Re: [GSoC RFC PATCH v2 0/7] repo-info: add new command for retrieving repository info
From: Lucas Seiki Oshiro <hidden>
Date: 2025-06-23 18:49:37
Hi Lucas
Hi, Phillip, thanks for joining this discussion!
I think using an output format generated by 'printf("%s\n%s\0", key,
value)' would be easier to parse. This format matches that used by 'git
config --list -z'.Thanks for your suggestion! However, this still breaks in the corner case mentioned by Junio in https://lore.kernel.org/git/xmqqikl3mtx2.fsf@gitster.g/ (local): when a value contains a LF, which would be possible to have in the (yet to be implemented) path values.
I've not seen any discussion of how paths are going to be encoded in the JSON output. As I understand it some JSON decoders only accept utf8 input but the paths reported by git are arbitrary NUL terminated byte sequences. How is one expected to parse the output for a non utf8 encoded path using rust's JSON decoding for example?
By now, I'm directly using the jw_* functions, which format strings using the
function append_quoted_string, introduced in 75459410ed (json_writer: new
routines to create JSON data, 2018-07-13). It was also discussed when that
function was introduced:
"""
We say "JSON-like" because we do not enforce the Unicode (usually UTF-8)

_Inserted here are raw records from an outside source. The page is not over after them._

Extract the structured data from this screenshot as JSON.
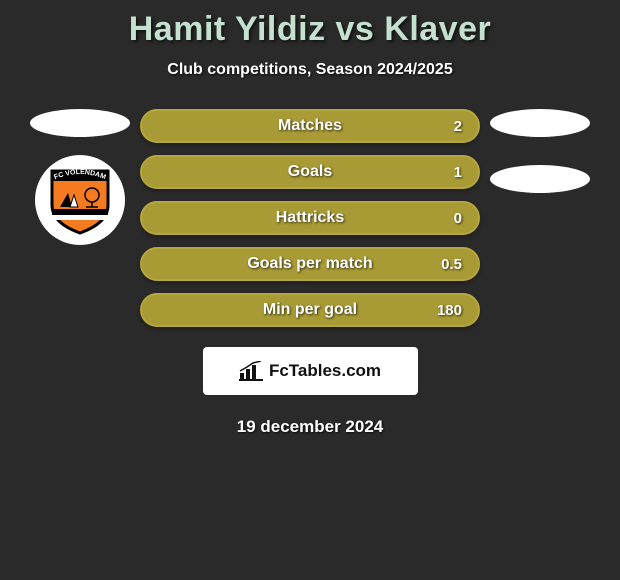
{
  "title": "Hamit Yildiz vs Klaver",
  "subtitle": "Club competitions, Season 2024/2025",
  "date": "19 december 2024",
  "footer_brand": "FcTables.com",
  "club_badge": {
    "arc_text": "FC VOLENDAM",
    "bg_color": "#ffffff",
    "shield_outer": "#000000",
    "shield_fill": "#f47b20",
    "stripe_top": "#000000",
    "stripe_bottom": "#ffffff"
  },
  "colors": {
    "page_bg": "#2a2a2a",
    "title_color": "#c4e0cf",
    "text_color": "#ffffff",
    "ellipse_color": "#ffffff",
    "footer_bg": "#ffffff",
    "footer_text": "#111111"
  },
  "bars": [
    {
      "label": "Matches",
      "value": "2",
      "fill": "#a89a35",
      "border": "#b6a73d"
    },
    {
      "label": "Goals",
      "value": "1",
      "fill": "#a89a35",
      "border": "#b6a73d"
    },
    {
      "label": "Hattricks",
      "value": "0",
      "fill": "#a89a35",
      "border": "#b6a73d"
    },
    {
      "label": "Goals per match",
      "value": "0.5",
      "fill": "#a89a35",
      "border": "#b6a73d"
    },
    {
      "label": "Min per goal",
      "value": "180",
      "fill": "#a89a35",
      "border": "#b6a73d"
    }
  ]
}
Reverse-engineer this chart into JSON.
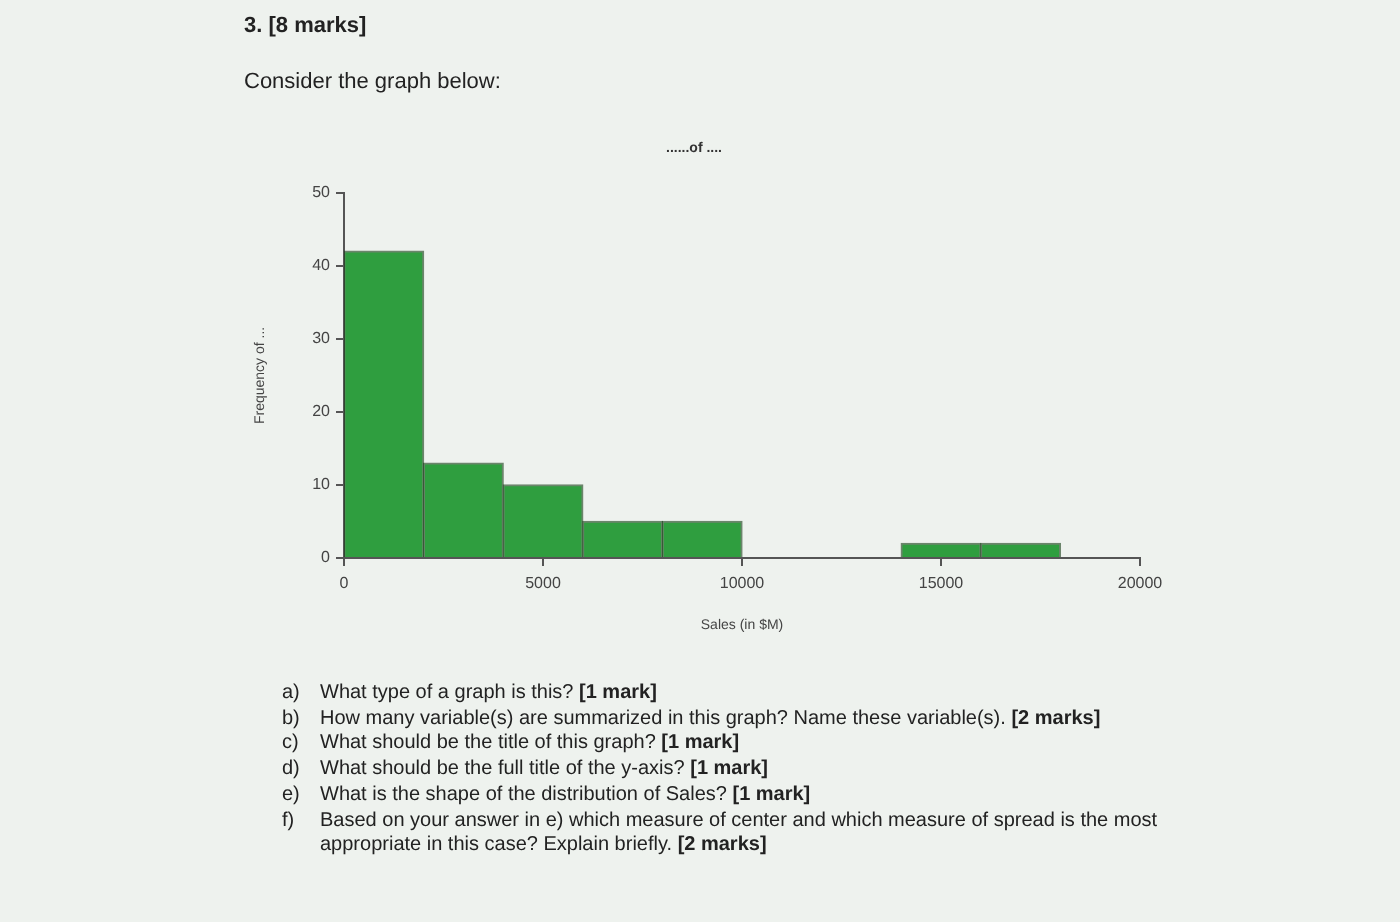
{
  "chart_data": {
    "type": "histogram",
    "title": "......of ....",
    "xlabel": "Sales (in $M)",
    "ylabel": "Frequency of ...",
    "bins": [
      0,
      2000,
      4000,
      6000,
      8000,
      10000,
      12000,
      14000,
      16000,
      18000
    ],
    "values": [
      42,
      13,
      10,
      5,
      5,
      0,
      0,
      2,
      2
    ],
    "color": "#2f9e3f",
    "xlim": [
      0,
      20000
    ],
    "xticks": [
      0,
      5000,
      10000,
      15000,
      20000
    ],
    "ylim": [
      0,
      50
    ],
    "yticks": [
      0,
      10,
      20,
      30,
      40,
      50
    ],
    "annotations": [
      "3. [8 marks]",
      "Consider the graph below:",
      "a) What type of a graph is this? [1 mark]",
      "b) How many variable(s) are summarized in this graph? Name these variable(s). [2 marks]",
      "c) What should be the title of this graph? [1 mark]",
      "d) What should be the full title of the y-axis? [1 mark]",
      "e) What is the shape of the distribution of Sales? [1 mark]",
      "f) Based on your answer in e) which measure of center and which measure of spread is the most appropriate in this case? Explain briefly. [2 marks]"
    ]
  }
}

requirement on string fields. Internally, Git does not necessarily have
Unicode/UTF-8 data for most fields, so it is currently unclear the best
way to enforce that requirement. For example, on Linux pathnames can
contain arbitrary 8-bit character data, so a command like "status" would
not know how to encode the reported pathnames. We may want to revisit
this (or double encode such strings) in the future.
"""
So, it looks like that "the future" is soon :-). In this RFC, I'm not handling
paths yet, and I can't propose a proper solution by now as I honestly know
very little about UTF-8 encoding...
The first solution that I can think of is to check if the sequence is a valid
UTF-8 bytestring, aborting the entire command if it's not, which would be
better than just guess the charset and re-encode it as UTF-8. However,
I don't know how hard it would be to do.
On the subject of paths do you plan to support the equivalent of "git rev-parse --git-path"?
Hmmmm... In the way that it works under rev-parse, no, as it may bloat this command with other things that aren't exactly metadata.

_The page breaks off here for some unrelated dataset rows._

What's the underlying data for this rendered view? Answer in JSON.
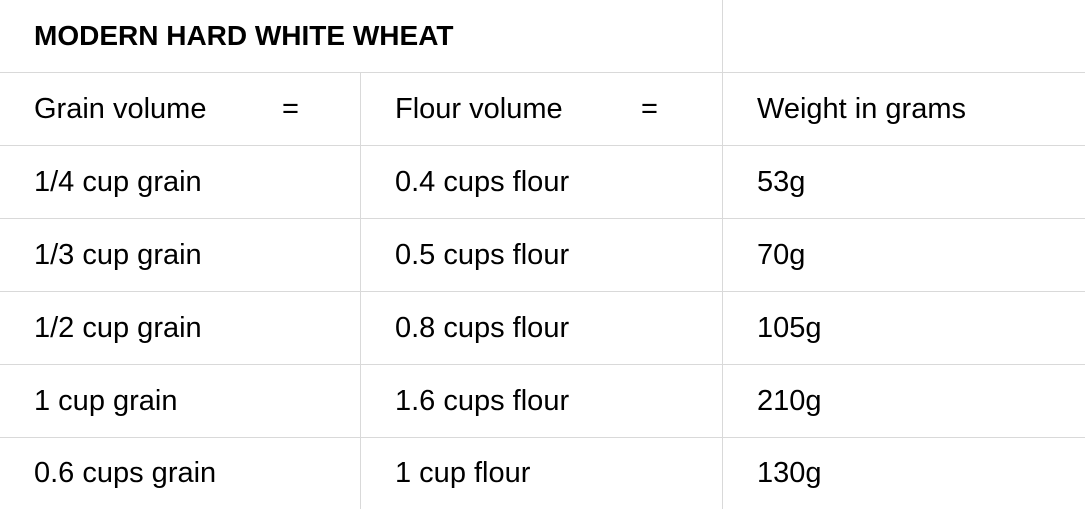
{
  "title": "MODERN HARD WHITE WHEAT",
  "headers": {
    "grain": "Grain volume",
    "flour": "Flour volume",
    "weight": "Weight in grams",
    "equals": "="
  },
  "rows": [
    {
      "grain": "1/4 cup grain",
      "flour": "0.4 cups flour",
      "weight": "53g"
    },
    {
      "grain": "1/3 cup grain",
      "flour": "0.5 cups flour",
      "weight": "70g"
    },
    {
      "grain": "1/2 cup grain",
      "flour": "0.8 cups flour",
      "weight": "105g"
    },
    {
      "grain": "1 cup grain",
      "flour": "1.6 cups flour",
      "weight": "210g"
    },
    {
      "grain": "0.6 cups grain",
      "flour": "1 cup flour",
      "weight": "130g"
    }
  ]
}
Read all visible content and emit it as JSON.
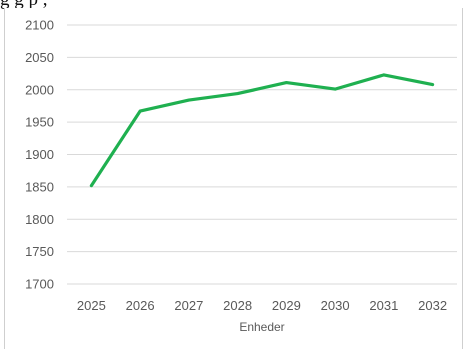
{
  "top_text": "g                                    g p         ,",
  "chart_data": {
    "type": "line",
    "title": "",
    "xlabel": "Enheder",
    "ylabel": "",
    "categories": [
      "2025",
      "2026",
      "2027",
      "2028",
      "2029",
      "2030",
      "2031",
      "2032"
    ],
    "series": [
      {
        "values": [
          1852,
          1967,
          1984,
          1994,
          2011,
          2001,
          2023,
          2008
        ]
      }
    ],
    "ylim": [
      1700,
      2100
    ],
    "yticks": [
      1700,
      1750,
      1800,
      1850,
      1900,
      1950,
      2000,
      2050,
      2100
    ],
    "grid": "horizontal",
    "legend": "none",
    "colors": {
      "line": "#1fb050",
      "grid": "#d9d9d9",
      "tick_text": "#595959"
    }
  }
}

I'm not sure what the future plans for this command are but when I'm scripting around git it would be nice to be able to a single process that I could query for the things currently returned by "git rev-parse", "git var" and "git config"
My concern here is that this main motivation for this new command is that rev-parse has too many responsibilities. Giving too many responsibilities to this new command may turn it into a new rev-parse and create a XKCD 927 [1] situation
Best Wishes Phillip
Thanks again for bringing more light to this discussion! These first patches are only outputting hardcoded strings from Git, and dealing with Unicode is something that I'll really need to think about how to solve. [1] https://xkcd.com/927/